A música foi defendida por
Maricene Costa, que fazia sucesso na noite paulistana. Para
acompanhá-la, veio metade do
conjunto, Alemão, Hermeto,
Lanny e provavelmente o baterista Douglas. Nem vou contar o
que os jurados de Poços fizeram
para não me irritar de novo.
Mas, pelo menos antes do resultado das eliminatórias, aquela
noite foi inesquecível.
Minha música com melhores
condições era "Congresso Internacional do Medo", em parceria com meu amigo e colega
João Cleber Juriti. A música terminava com um dixieland animadíssimo.
Doze músicas se apresentaram, e ficamos aguardando o
resultado nos camarins do Teatro da Urca. Eu e João quase tivermos um orgasmo quando
Alemão veio elogiar a música e
sugerir uns condimentos a mais
na parte final.
Enquanto os jurados discutiam entre si, tivemos nosso momento inesquecível, ouvindo
Lanny e Hermeto tocando chorinho. De Hermeto se poderia
esperar essa flexibilidade. Mas
Lanny era um guitarrista típico,
o maior do seu tempo, o maior
guitarrista brasileiro da história, segundo os estudiosos da
matéria, o homem que ensinou
os Mutantes, mas não um homem de choro. João olhou para
mim, eu para João, e nem precisava de palavras para saber o
que o outro estava pensando:
estávamos testemunhando um
momento histórico.
A música do conjunto foi desclassificada, a nossa passou raspando para a final. Aí veio um
júri de primeira, com Júlio Medaglia, Fernando Faro, Damiano Cozella, que deu o primeiro
lugar a "Congresso". Mas ficou
a decepção no grupo. Nós queríamos ganhar ou perder do povo da Rhodia.
No ano seguinte me mudei
para São Paulo e iniciei carreira
de jornalista.

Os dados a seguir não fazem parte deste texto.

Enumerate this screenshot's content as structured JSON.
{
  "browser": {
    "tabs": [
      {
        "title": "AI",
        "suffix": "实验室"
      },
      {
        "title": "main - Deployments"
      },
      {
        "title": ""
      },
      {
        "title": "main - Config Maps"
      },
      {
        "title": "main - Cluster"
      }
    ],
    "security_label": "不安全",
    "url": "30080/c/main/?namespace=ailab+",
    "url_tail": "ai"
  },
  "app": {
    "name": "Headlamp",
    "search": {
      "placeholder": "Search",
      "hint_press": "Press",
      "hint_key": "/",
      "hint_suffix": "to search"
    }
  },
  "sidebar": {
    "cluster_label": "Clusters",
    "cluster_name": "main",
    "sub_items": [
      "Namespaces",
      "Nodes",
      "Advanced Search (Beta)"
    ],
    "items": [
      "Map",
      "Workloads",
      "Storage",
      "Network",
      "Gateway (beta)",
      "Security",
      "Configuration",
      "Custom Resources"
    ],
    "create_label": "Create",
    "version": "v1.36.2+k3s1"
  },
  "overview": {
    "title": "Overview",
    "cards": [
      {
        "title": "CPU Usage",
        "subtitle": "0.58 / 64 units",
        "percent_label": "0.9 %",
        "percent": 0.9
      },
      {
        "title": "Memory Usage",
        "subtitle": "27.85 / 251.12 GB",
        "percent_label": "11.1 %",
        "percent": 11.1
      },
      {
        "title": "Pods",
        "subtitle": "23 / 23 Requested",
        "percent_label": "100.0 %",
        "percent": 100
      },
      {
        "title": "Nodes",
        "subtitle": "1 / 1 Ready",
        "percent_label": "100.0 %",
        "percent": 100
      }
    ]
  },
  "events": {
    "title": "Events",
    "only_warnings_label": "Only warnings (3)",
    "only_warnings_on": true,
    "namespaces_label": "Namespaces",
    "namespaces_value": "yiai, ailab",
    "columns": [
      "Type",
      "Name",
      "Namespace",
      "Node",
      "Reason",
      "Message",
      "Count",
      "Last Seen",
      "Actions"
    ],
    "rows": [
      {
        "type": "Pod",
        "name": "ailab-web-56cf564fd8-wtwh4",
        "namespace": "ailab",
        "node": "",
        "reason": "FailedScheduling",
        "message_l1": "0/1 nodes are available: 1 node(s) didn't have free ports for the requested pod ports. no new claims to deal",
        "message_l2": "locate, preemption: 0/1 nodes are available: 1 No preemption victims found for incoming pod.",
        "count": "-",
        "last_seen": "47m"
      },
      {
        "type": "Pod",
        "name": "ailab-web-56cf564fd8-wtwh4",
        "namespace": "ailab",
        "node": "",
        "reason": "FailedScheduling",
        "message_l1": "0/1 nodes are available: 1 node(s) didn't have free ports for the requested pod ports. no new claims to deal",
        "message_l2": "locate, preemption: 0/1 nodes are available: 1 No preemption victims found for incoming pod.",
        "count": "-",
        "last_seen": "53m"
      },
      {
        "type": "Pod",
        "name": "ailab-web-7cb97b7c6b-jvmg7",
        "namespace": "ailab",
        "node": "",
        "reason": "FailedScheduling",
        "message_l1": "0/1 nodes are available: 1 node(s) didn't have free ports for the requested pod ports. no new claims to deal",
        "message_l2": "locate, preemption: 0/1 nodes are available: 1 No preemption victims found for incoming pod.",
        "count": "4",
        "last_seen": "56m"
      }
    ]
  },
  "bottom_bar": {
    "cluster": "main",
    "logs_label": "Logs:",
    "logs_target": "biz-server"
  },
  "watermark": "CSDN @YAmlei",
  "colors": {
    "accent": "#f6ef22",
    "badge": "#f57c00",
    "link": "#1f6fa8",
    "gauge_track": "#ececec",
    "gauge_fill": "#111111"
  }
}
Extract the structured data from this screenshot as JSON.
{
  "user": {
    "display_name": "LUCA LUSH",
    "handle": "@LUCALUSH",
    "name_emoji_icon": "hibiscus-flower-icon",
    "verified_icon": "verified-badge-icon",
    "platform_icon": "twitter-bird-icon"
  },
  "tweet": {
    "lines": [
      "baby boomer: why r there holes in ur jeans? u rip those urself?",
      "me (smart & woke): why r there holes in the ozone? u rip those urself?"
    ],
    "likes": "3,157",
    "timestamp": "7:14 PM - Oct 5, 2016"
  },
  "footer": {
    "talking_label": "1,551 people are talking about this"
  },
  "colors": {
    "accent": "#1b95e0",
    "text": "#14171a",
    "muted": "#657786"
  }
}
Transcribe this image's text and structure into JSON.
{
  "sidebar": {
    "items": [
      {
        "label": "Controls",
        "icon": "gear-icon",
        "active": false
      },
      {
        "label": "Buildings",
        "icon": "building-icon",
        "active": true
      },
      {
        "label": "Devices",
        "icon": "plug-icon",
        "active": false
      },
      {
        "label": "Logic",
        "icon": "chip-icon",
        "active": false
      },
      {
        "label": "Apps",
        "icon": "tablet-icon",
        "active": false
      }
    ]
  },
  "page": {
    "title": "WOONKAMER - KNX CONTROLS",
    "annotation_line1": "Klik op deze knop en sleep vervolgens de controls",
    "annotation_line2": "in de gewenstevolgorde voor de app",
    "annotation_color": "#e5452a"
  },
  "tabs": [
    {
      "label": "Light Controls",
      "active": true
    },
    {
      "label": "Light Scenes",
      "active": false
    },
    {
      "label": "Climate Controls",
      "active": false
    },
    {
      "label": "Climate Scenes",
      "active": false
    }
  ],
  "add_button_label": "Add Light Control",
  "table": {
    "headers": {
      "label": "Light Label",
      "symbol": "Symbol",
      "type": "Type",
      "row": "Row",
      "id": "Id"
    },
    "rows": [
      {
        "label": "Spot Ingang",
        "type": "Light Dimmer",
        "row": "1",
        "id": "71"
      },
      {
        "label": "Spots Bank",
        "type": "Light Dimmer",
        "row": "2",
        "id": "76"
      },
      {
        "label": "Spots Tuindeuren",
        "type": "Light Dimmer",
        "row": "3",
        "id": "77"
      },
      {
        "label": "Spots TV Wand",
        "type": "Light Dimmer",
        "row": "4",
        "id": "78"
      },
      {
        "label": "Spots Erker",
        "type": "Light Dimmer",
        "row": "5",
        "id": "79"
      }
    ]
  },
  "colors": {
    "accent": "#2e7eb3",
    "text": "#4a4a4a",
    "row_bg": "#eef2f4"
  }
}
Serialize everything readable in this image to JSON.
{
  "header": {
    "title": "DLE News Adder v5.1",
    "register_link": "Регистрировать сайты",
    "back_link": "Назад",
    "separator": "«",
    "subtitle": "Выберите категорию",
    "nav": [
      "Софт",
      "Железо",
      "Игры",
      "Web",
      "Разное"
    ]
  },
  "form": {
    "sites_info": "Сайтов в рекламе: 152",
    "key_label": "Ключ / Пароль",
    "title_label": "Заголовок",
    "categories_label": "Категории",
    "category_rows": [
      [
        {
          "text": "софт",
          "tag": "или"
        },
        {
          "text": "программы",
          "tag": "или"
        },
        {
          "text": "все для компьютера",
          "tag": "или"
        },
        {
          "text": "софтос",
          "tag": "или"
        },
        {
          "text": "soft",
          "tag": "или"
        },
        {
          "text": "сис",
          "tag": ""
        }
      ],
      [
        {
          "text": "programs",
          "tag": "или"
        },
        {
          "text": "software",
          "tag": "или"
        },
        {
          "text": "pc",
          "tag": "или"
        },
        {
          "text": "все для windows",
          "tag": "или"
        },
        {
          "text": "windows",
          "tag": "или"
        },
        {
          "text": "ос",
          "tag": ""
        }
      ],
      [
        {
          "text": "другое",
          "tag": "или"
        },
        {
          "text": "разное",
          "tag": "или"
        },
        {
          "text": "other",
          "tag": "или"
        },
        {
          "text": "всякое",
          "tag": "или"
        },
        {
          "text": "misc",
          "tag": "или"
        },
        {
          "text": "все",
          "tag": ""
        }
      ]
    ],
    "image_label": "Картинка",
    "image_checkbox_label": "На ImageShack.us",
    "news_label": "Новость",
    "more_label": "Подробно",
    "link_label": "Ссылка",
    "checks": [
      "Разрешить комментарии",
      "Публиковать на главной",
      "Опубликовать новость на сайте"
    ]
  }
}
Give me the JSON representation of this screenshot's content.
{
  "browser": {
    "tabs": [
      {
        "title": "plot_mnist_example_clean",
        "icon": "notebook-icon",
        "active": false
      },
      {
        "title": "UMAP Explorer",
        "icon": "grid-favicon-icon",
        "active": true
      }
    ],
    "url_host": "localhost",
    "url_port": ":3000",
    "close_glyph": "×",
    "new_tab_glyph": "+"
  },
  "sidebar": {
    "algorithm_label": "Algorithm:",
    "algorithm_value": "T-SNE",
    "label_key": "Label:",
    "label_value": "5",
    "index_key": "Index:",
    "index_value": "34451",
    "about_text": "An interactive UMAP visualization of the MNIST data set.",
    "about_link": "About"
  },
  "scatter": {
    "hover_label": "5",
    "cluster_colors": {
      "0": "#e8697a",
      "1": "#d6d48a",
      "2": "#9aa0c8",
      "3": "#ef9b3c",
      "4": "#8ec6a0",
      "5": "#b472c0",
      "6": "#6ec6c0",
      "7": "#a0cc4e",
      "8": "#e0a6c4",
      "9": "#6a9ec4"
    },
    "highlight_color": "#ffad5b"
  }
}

A estrela de
Lanny subia cada vez mais.
Cheguei a vê-los -ele e Hermeto- tocar na boate do seu pai,
o Stardust, famosa na época.
Depois, o guitarrista desapareceu nas brumas de seus demônios interiores. Abusou, foi internado, saiu anos e anos depois, como um personagem que,
congelado no tempo, reaparecesse em outro tempo, que não o
seu. Fez parte da geração de
Jimmy Hendrix e outros que se
destruíram, como que consumidos pela voracidade do som que
produziam.
Quando consegue, ainda faz
cintilar a luz do gênio. Mas é
muito difícil. Fernando me contou que, dia desses, um fã contratou-o para dar aulas de guitarra e gravou seus estudos e
improvisos. Provavelmente serão esses cacos de inspiração
que, colhidos aqui e ali, permitirão registrar, no futuro, os últimos sons do gênio.